- A postcard depicting the Cocoa Beach Glass Bank in its original form.
- Interactive map of the The Glass Bank area
- Alternative names: The Cocoa Beach Glass Bank

General information
- Construction started: 1960
- Completed: 1961
- Inaugurated: 1962
- Renovated: 1983
- Demolished: 2014-2015
- Owner: Glass Bank Condominium Association (lower floors), Frank Wolfe (penthouse)

Technical details
- Floor count: 5

References

= Cocoa Beach Glass Bank =

Building in Cocoa Beach, Florida, US

The Cocoa Beach Glass Bank, officially known as The First Federal Savings & Loan Association of Cocoa – Cocoa Beach Branch, was a five-story glass building in Cocoa Beach, Florida. It officially opened in April 1962, and fell into disrepair in the late 1970s after the end of the space race.

==History==

=== First years ===
When the building opened in April 1962, besides the bank, the top floor had a restaurant called the Sky Room. Guests could enter and watch space launches from nearby Cape Canaveral. However, when the building was finished in 1961, it had a major flaw; there was no elevator to the upper levels, which ultimately led to the Sky Room closing permanently in 1963. The issue was resolved that same year when an express elevator was added to the building. After the addition of the elevator, Ramon's Rainbow Room, a restaurant and a nightclub tenant, opened up at the former Sky Room space. It also hosted astronauts, celebrities, and politicians on special occasions, and often drew crowds. It was known for its cocktails, jazz music, and good food.

=== Downfall ===
In 1970, Ramon's closed its restaurant at the Glass Bank, and then that same year Marby's Rainbow Room opened. But it was proven unpopular that Marby's left the top floor in 1972, and no new tenants took over the top floor.

====Renovations====
In 1983, an attorney named Frank Wolfe purchased the top of the building. He then added a windowless penthouse, and converted it into a brutalist style by reinforcing the corners of the building with concrete.

==== Bank closure ====
In the late 1980s, due to the savings and loan crisis, The First Federal Savings & Loan Association of Cocoa was declared insolvent and was immediately closed by regulators, at that point, First Federal was the last original tenant at the Glass Bank, twenty-years after its existence.

====Later years====
In the ensuing decades, damage to the lower floors would be sustained by hurricanes, especially Hurricane Frances. This led to the remaining tenants including Space Coast Credit Union, and a gym, to vacate the spaces, leading to the building becoming abandoned. The Glass Bank Condominium Association (GBCA), which owned the entire building sans the penthouse, wanted to restore the building to its original form. Frank Wolfe refused, and as the stalemate dragged on, the city began fining the co-owners $200 a day. In 2013, the GBCA sued Frank Wolfe for money owed to the city and to the condominium for repairs.
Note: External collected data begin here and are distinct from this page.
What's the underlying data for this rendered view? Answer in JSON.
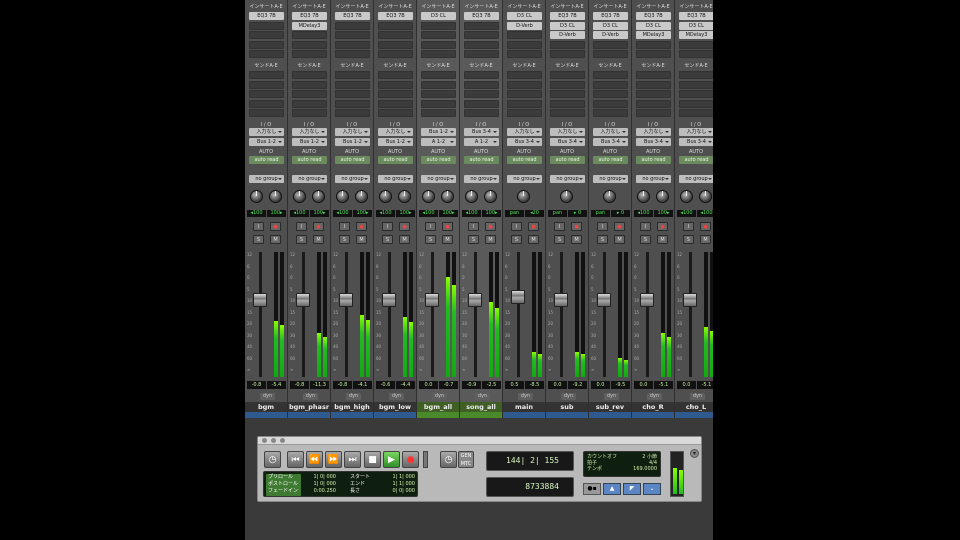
{
  "headers": {
    "inserts": "インサートA-E",
    "sends": "センドA-E",
    "io": "I / O",
    "auto": "AUTO",
    "dyn": "dyn"
  },
  "strips": [
    {
      "name": "bgm",
      "inserts": [
        "EQ3 7B"
      ],
      "input": "入力なし",
      "output": "Bus 1-2",
      "automation": "auto read",
      "group": "no group",
      "pan_l": "◂100",
      "pan_r": "100▸",
      "vol": "-0.8",
      "peak": "-5.4",
      "meter": 0.45,
      "fader": 0.62,
      "aux": false
    },
    {
      "name": "bgm_phasr",
      "inserts": [
        "EQ3 7B",
        "MDelay3"
      ],
      "input": "入力なし",
      "output": "Bus 1-2",
      "automation": "auto read",
      "group": "no group",
      "pan_l": "◂100",
      "pan_r": "100▸",
      "vol": "-0.8",
      "peak": "-11.3",
      "meter": 0.35,
      "fader": 0.62,
      "aux": false
    },
    {
      "name": "bgm_high",
      "inserts": [
        "EQ3 7B"
      ],
      "input": "入力なし",
      "output": "Bus 1-2",
      "automation": "auto read",
      "group": "no group",
      "pan_l": "◂100",
      "pan_r": "100▸",
      "vol": "-0.8",
      "peak": "-4.1",
      "meter": 0.5,
      "fader": 0.62,
      "aux": false
    },
    {
      "name": "bgm_low",
      "inserts": [
        "EQ3 7B"
      ],
      "input": "入力なし",
      "output": "Bus 1-2",
      "automation": "auto read",
      "group": "no group",
      "pan_l": "◂100",
      "pan_r": "100▸",
      "vol": "-0.6",
      "peak": "-4.4",
      "meter": 0.48,
      "fader": 0.62,
      "aux": false
    },
    {
      "name": "bgm_all",
      "inserts": [
        "D3 CL"
      ],
      "input": "Bus 1-2",
      "output": "A 1-2",
      "automation": "auto read",
      "group": "no group",
      "pan_l": "◂100",
      "pan_r": "100▸",
      "vol": "0.0",
      "peak": "-0.7",
      "meter": 0.8,
      "fader": 0.62,
      "aux": true
    },
    {
      "name": "song_all",
      "inserts": [
        "EQ3 7B"
      ],
      "input": "Bus 3-4",
      "output": "A 1-2",
      "automation": "auto read",
      "group": "no group",
      "pan_l": "◂100",
      "pan_r": "100▸",
      "vol": "-0.9",
      "peak": "-2.5",
      "meter": 0.6,
      "fader": 0.62,
      "aux": true
    },
    {
      "name": "main",
      "inserts": [
        "D3 CL",
        "D-Verb"
      ],
      "input": "入力なし",
      "output": "Bus 3-4",
      "automation": "auto read",
      "group": "no group",
      "pan_l": "pan",
      "pan_r": "◂20",
      "vol": "0.5",
      "peak": "-8.5",
      "meter": 0.2,
      "fader": 0.64,
      "aux": false
    },
    {
      "name": "sub",
      "inserts": [
        "EQ3 7B",
        "D3 CL",
        "D-Verb"
      ],
      "input": "入力なし",
      "output": "Bus 3-4",
      "automation": "auto read",
      "group": "no group",
      "pan_l": "pan",
      "pan_r": "▸ 0",
      "vol": "0.0",
      "peak": "-9.2",
      "meter": 0.2,
      "fader": 0.62,
      "aux": false
    },
    {
      "name": "sub_rev",
      "inserts": [
        "EQ3 7B",
        "D3 CL",
        "D-Verb"
      ],
      "input": "入力なし",
      "output": "Bus 3-4",
      "automation": "auto read",
      "group": "no group",
      "pan_l": "pan",
      "pan_r": "▸ 0",
      "vol": "0.0",
      "peak": "-9.5",
      "meter": 0.15,
      "fader": 0.62,
      "aux": false
    },
    {
      "name": "cho_R",
      "inserts": [
        "EQ3 7B",
        "D3 CL",
        "MDelay3"
      ],
      "input": "入力なし",
      "output": "Bus 3-4",
      "automation": "auto read",
      "group": "no group",
      "pan_l": "◂100",
      "pan_r": "100▸",
      "vol": "0.0",
      "peak": "-5.1",
      "meter": 0.35,
      "fader": 0.62,
      "aux": false
    },
    {
      "name": "cho_L",
      "inserts": [
        "EQ3 7B",
        "D3 CL",
        "MDelay3"
      ],
      "input": "入力なし",
      "output": "Bus 3-4",
      "automation": "auto read",
      "group": "no group",
      "pan_l": "◂100",
      "pan_r": "◂100",
      "vol": "0.0",
      "peak": "-5.1",
      "meter": 0.4,
      "fader": 0.62,
      "aux": false
    }
  ],
  "transport": {
    "main_counter": "144| 2| 155",
    "sub_counter": "8733884",
    "gen_label": "GEN",
    "mtc_label": "MTC",
    "preroll_label": "プリロール",
    "preroll_val": "1| 0| 000",
    "postroll_label": "ポストロール",
    "postroll_val": "1| 0| 000",
    "fade_label": "フェードイン",
    "fade_val": "0:00.250",
    "start_label": "スタート",
    "start_val": "1| 1| 000",
    "end_label": "エンド",
    "end_val": "1| 1| 000",
    "len_label": "長さ",
    "len_val": "0| 0| 000",
    "countoff": "カウントオフ",
    "countoff_val": "2 小節",
    "meter_label": "拍子",
    "meter_val": "4/4",
    "tempo_label": "テンポ",
    "tempo_val": "169.0000"
  }
}
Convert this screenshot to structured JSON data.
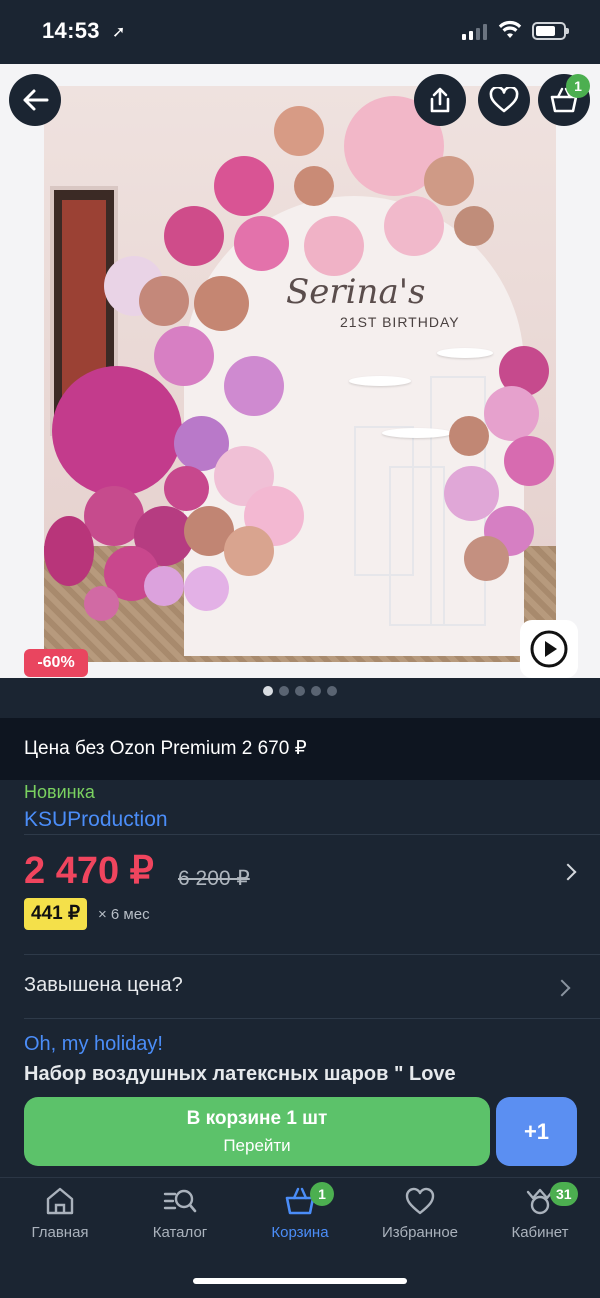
{
  "status": {
    "time": "14:53"
  },
  "gallery": {
    "cart_count": "1",
    "discount": "-60%",
    "photo_text_name": "Serina's",
    "photo_text_event": "21ST BIRTHDAY",
    "dots_total": 5,
    "dots_active": 1
  },
  "premium": {
    "text": "Цена без Ozon Premium 2 670 ₽"
  },
  "product": {
    "badge_new": "Новинка",
    "seller": "KSUProduction",
    "price": "2 470 ₽",
    "old_price": "6 200 ₽",
    "installment_price": "441 ₽",
    "installment_term": "× 6 мес",
    "overpriced_label": "Завышена цена?",
    "brand": "Oh, my holiday!",
    "title": "Набор воздушных латексных шаров \" Love"
  },
  "actions": {
    "in_cart_label": "В корзине 1 шт",
    "go_label": "Перейти",
    "plus_label": "+1"
  },
  "tabbar": {
    "items": [
      {
        "label": "Главная"
      },
      {
        "label": "Каталог"
      },
      {
        "label": "Корзина",
        "badge": "1"
      },
      {
        "label": "Избранное"
      },
      {
        "label": "Кабинет",
        "badge": "31"
      }
    ]
  },
  "colors": {
    "background": "#1b2532",
    "price": "#f0455e",
    "link": "#4b8df8",
    "new": "#7ad160",
    "cart_button": "#5cc26a",
    "plus_button": "#5b8ff2"
  }
}
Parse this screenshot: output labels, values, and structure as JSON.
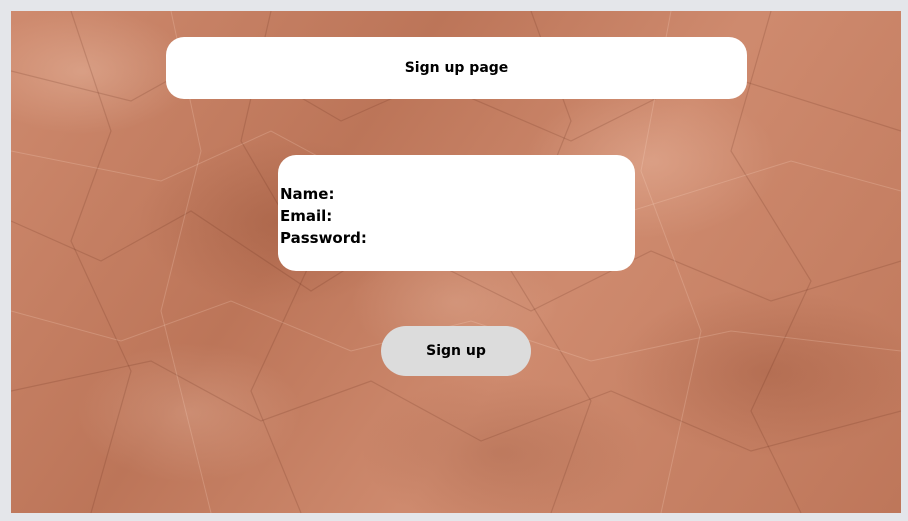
{
  "header": {
    "title": "Sign up page"
  },
  "form": {
    "labels": [
      "Name:",
      "Email:",
      "Password:"
    ]
  },
  "actions": {
    "signup_label": "Sign up"
  },
  "colors": {
    "page_background": "#e4e6ea",
    "paper": "#c98063",
    "panel": "#ffffff",
    "button": "#dcdcdc",
    "text": "#000000"
  }
}
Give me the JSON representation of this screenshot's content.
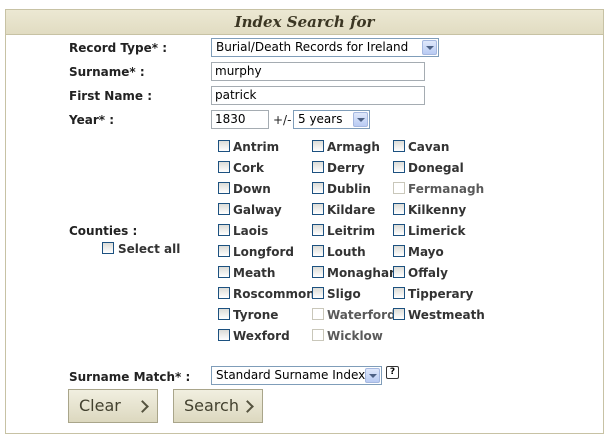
{
  "header": {
    "title": "Index Search for"
  },
  "form": {
    "record_type_label": "Record Type* :",
    "record_type_value": "Burial/Death Records for Ireland",
    "surname_label": "Surname* :",
    "surname_value": "murphy",
    "first_name_label": "First Name :",
    "first_name_value": "patrick",
    "year_label": "Year* :",
    "year_value": "1830",
    "plus_minus": "+/-",
    "range_value": "5 years",
    "counties_label": "Counties :",
    "select_all_label": "Select all",
    "surname_match_label": "Surname Match* :",
    "surname_match_value": "Standard Surname Index",
    "help_icon_text": "?"
  },
  "counties": {
    "col1": [
      {
        "name": "Antrim",
        "disabled": false
      },
      {
        "name": "Cork",
        "disabled": false
      },
      {
        "name": "Down",
        "disabled": false
      },
      {
        "name": "Galway",
        "disabled": false
      },
      {
        "name": "Laois",
        "disabled": false
      },
      {
        "name": "Longford",
        "disabled": false
      },
      {
        "name": "Meath",
        "disabled": false
      },
      {
        "name": "Roscommon",
        "disabled": false
      },
      {
        "name": "Tyrone",
        "disabled": false
      },
      {
        "name": "Wexford",
        "disabled": false
      }
    ],
    "col2": [
      {
        "name": "Armagh",
        "disabled": false
      },
      {
        "name": "Derry",
        "disabled": false
      },
      {
        "name": "Dublin",
        "disabled": false
      },
      {
        "name": "Kildare",
        "disabled": false
      },
      {
        "name": "Leitrim",
        "disabled": false
      },
      {
        "name": "Louth",
        "disabled": false
      },
      {
        "name": "Monaghan",
        "disabled": false
      },
      {
        "name": "Sligo",
        "disabled": false
      },
      {
        "name": "Waterford",
        "disabled": true
      },
      {
        "name": "Wicklow",
        "disabled": true
      }
    ],
    "col3": [
      {
        "name": "Cavan",
        "disabled": false
      },
      {
        "name": "Donegal",
        "disabled": false
      },
      {
        "name": "Fermanagh",
        "disabled": true
      },
      {
        "name": "Kilkenny",
        "disabled": false
      },
      {
        "name": "Limerick",
        "disabled": false
      },
      {
        "name": "Mayo",
        "disabled": false
      },
      {
        "name": "Offaly",
        "disabled": false
      },
      {
        "name": "Tipperary",
        "disabled": false
      },
      {
        "name": "Westmeath",
        "disabled": false
      }
    ]
  },
  "buttons": {
    "clear_label": "Clear",
    "search_label": "Search"
  },
  "colors": {
    "header_bg": "#e1dcc2",
    "border": "#c7c2a4",
    "button_bg": "#dcd8bf"
  }
}
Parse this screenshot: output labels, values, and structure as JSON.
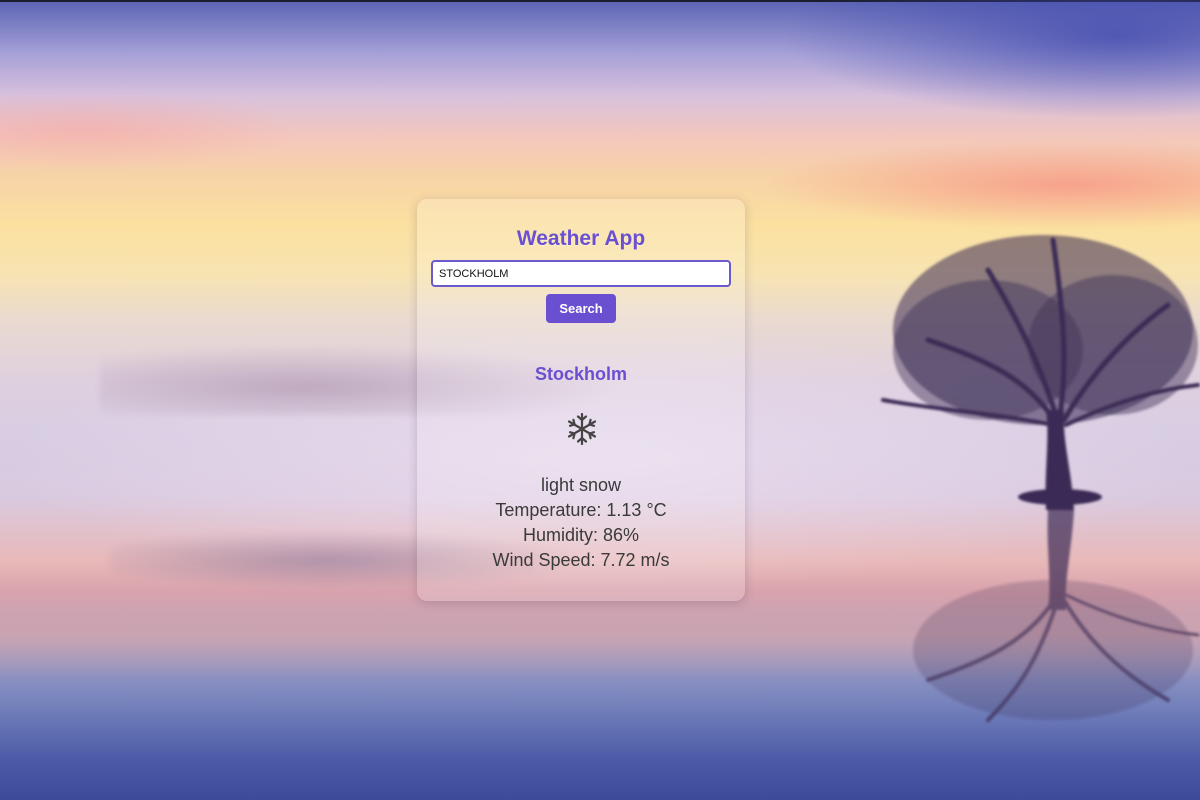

In response, Frank Wolfe countersued.

To break the legal stalemate, the city urged the GBCA and Wolfe to agree to demolition, in exchange for waiving fines. The GBCA agreed, but Wolfe did not; asking the city to buy the penthouse instead if they wanted it to be torn down. The city refused to purchase it, and moved to demolish the structure regardless of his wishes. In January 2014, the city sought and obtained approval for demolition, which shut down power and water to the penthouse floors. On February 4, 2014, the GBCA prevailed in its lawsuit against Wolfe, with the court ruling in their favor. The next day, Wolfe's appeal of the approval was rejected. That afternoon, Wolfe died of a self-inflicted gunshot wound in front of the Glass Bank.

===Demolition===
Wolfe's estate cooperated with the decision to demolish the building and in April 2014, the city was granted final permission to perform it. In November of that year, demolition began with asbestos being removed from the building. On February 2, 2015, the building was demolished.